FIG. 3 is a side sectional view of a nozzle type optical fiber connector plug according to this invention.

In the figure, the - of the primary coating 2 and the secondary coating 3 are peeled off from the same cross-sectional opening, and the ends of the primary coating 2 and the secondary coating 3 are placed on the side of the nozzle-shaped cylinder opening A from the one end surface of the metal sleeve 4. Even if the thermosetting adhesive 6 cures and contracts by protruding and fixing with adhesive, even if shear stress is applied to the optical fiber 1,
The primary coating 2 and the secondary coating 3 slightly protrude from the optical fiber core complementary metal sleeve 4 toward the nozzle-shaped tube mouth A side.
This absorbs the deformation strain, and the shear stress applied to the optical fiber 1 is significantly reduced.

Therefore, breakage of the optical fiber due to curing shrinkage of the thermosetting adhesive can be almost completely eliminated.

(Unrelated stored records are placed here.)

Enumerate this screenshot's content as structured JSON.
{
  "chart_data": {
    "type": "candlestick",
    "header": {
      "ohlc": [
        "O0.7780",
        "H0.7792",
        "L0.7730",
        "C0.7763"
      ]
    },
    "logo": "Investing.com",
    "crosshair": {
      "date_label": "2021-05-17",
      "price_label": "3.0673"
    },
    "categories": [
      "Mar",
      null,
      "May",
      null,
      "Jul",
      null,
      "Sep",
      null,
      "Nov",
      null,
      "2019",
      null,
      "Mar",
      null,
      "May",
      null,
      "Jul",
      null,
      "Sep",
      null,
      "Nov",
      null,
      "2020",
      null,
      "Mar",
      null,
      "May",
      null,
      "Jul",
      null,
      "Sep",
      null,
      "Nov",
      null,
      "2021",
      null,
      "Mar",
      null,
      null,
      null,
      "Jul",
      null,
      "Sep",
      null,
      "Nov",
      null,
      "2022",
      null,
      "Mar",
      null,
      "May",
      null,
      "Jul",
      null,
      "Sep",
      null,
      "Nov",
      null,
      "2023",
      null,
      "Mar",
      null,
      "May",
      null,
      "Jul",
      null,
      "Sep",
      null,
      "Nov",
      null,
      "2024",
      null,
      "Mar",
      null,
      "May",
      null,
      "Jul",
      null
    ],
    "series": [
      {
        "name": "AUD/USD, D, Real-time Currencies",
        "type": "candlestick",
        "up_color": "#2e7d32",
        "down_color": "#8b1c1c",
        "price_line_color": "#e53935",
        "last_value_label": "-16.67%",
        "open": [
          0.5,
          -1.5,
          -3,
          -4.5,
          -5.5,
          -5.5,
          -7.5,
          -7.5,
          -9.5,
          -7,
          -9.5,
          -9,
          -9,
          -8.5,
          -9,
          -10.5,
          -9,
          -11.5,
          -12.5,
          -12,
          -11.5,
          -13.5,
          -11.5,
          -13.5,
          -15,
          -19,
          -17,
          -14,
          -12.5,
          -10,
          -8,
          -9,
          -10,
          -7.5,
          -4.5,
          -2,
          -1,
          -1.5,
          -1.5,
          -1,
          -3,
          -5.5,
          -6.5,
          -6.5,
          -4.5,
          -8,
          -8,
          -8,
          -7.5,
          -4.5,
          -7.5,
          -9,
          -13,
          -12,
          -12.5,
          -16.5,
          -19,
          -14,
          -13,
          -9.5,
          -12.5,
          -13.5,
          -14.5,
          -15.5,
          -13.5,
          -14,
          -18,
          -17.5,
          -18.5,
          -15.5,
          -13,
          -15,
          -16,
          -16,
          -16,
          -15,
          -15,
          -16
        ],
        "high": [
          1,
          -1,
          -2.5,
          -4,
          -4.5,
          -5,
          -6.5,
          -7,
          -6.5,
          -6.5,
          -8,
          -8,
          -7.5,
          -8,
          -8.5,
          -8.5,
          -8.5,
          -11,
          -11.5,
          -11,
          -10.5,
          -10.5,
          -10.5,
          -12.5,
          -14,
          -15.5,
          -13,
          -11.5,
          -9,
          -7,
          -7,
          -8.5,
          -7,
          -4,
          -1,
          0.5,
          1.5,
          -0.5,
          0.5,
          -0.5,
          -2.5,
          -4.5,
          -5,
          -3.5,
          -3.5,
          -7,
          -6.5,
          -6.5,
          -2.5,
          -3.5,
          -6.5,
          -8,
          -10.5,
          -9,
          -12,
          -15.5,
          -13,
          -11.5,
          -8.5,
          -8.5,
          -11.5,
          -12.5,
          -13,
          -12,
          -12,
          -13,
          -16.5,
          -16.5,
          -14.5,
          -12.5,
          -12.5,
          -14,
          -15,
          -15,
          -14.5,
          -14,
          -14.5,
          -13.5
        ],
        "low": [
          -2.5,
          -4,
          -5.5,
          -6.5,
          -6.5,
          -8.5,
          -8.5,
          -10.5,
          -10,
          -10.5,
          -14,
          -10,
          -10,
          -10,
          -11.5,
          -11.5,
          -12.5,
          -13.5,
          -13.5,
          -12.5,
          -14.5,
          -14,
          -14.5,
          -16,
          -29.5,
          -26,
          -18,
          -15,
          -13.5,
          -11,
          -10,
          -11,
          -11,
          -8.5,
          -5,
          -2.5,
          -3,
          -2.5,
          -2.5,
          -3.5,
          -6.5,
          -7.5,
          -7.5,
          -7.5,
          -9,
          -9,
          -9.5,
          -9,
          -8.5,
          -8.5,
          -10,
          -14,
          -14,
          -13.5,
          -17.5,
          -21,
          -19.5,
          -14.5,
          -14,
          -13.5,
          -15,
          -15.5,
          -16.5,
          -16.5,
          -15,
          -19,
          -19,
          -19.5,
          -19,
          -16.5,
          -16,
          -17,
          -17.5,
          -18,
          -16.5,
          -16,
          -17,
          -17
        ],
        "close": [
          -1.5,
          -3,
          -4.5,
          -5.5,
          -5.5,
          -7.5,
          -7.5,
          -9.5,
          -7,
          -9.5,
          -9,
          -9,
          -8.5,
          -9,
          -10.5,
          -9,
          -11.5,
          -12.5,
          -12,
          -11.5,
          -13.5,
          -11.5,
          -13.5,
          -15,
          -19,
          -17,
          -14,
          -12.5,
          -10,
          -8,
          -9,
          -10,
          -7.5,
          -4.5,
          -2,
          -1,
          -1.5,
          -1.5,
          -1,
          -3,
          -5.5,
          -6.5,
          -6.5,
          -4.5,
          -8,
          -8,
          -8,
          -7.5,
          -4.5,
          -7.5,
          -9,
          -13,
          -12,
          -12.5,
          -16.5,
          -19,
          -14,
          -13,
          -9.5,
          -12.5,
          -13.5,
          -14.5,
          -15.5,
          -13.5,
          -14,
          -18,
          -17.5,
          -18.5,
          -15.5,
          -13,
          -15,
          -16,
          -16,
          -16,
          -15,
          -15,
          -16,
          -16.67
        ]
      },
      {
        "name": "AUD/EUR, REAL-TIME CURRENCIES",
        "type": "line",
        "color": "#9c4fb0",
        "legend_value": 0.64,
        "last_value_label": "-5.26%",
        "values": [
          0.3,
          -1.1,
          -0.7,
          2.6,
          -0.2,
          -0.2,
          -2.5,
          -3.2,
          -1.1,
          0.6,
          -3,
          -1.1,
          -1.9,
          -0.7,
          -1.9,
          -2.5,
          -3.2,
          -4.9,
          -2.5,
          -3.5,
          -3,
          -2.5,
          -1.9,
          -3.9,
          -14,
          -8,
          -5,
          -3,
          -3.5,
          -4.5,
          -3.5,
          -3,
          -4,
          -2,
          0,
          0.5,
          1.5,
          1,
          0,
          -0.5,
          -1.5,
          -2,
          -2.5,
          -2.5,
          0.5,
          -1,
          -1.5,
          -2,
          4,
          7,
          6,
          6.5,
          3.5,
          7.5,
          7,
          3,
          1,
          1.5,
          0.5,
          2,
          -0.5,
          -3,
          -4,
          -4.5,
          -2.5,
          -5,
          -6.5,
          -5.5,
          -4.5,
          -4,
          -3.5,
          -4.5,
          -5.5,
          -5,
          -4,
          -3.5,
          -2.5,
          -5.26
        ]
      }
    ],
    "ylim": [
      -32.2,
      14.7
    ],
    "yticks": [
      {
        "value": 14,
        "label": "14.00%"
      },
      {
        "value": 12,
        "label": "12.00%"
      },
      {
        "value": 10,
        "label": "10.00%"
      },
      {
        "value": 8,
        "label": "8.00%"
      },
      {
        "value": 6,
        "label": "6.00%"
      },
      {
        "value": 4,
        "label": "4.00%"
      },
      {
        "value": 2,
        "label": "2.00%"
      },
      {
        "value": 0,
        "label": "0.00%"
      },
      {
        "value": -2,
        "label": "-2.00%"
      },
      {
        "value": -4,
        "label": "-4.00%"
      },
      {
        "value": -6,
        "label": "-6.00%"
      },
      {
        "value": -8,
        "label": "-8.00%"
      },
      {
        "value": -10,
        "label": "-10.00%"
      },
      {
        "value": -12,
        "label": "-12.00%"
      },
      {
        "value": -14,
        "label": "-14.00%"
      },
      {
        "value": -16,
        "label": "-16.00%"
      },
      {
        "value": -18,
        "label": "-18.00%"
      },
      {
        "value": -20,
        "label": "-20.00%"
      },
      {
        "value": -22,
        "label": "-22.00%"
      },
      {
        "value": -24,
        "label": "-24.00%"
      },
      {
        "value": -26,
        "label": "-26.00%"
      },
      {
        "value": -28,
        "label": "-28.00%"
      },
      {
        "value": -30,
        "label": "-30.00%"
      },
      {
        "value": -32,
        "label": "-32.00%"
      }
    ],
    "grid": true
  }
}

[Brief explanation of the drawing]

FIG. 1 is a typical internal structure diagram of a conventional nozzle type optical fiber connector plug, FIG. 2 is an enlarged view of the plug shown in FIG. 1, and FIG. 3 is a diagram showing an embodiment of this invention. In the figure, 1 is an optical fiber, 2 is a primary coating, 3 is a secondary coating, 4 is an optical fiber core complementary metal sleeve, 5 is a precision nozzle-type plug, 6 is a thermosetting adhesive, and A is a nozzle-shaped At the tube mouth, H is the gap. Note that the same or equivalent parts in the figures are indicated by the same reference numerals.

Claims (1)

[Scope of utility model registration request] A primary coating of the optical fiber with a required plastic such as urethane resin to coat the optical fiber installed in a plug having a nozzle-shaped tube opening, a secondary coating of the optical fiber with a required plastic such as polyamide, and covering this secondary coating. The optical fiber reinforcing metal sleeve is attached to the plug so that one end surfaces of the optical fiber primary coating and secondary coating protrude from one end of the optical fiber supplementary angle metal sleeve toward the nozzle-shaped tube mouth side. and a thermosetting adhesive between the gap formed between the inner circumferential surface of the plug and the outer circumferential surface of the metal sleeve for reinforcing the optical fiber core, and between the nozzle-shaped tube mouth and one end of the metal sleeve. A plug for an optical fiber connector characterized by being filled with an adhesive and fixed.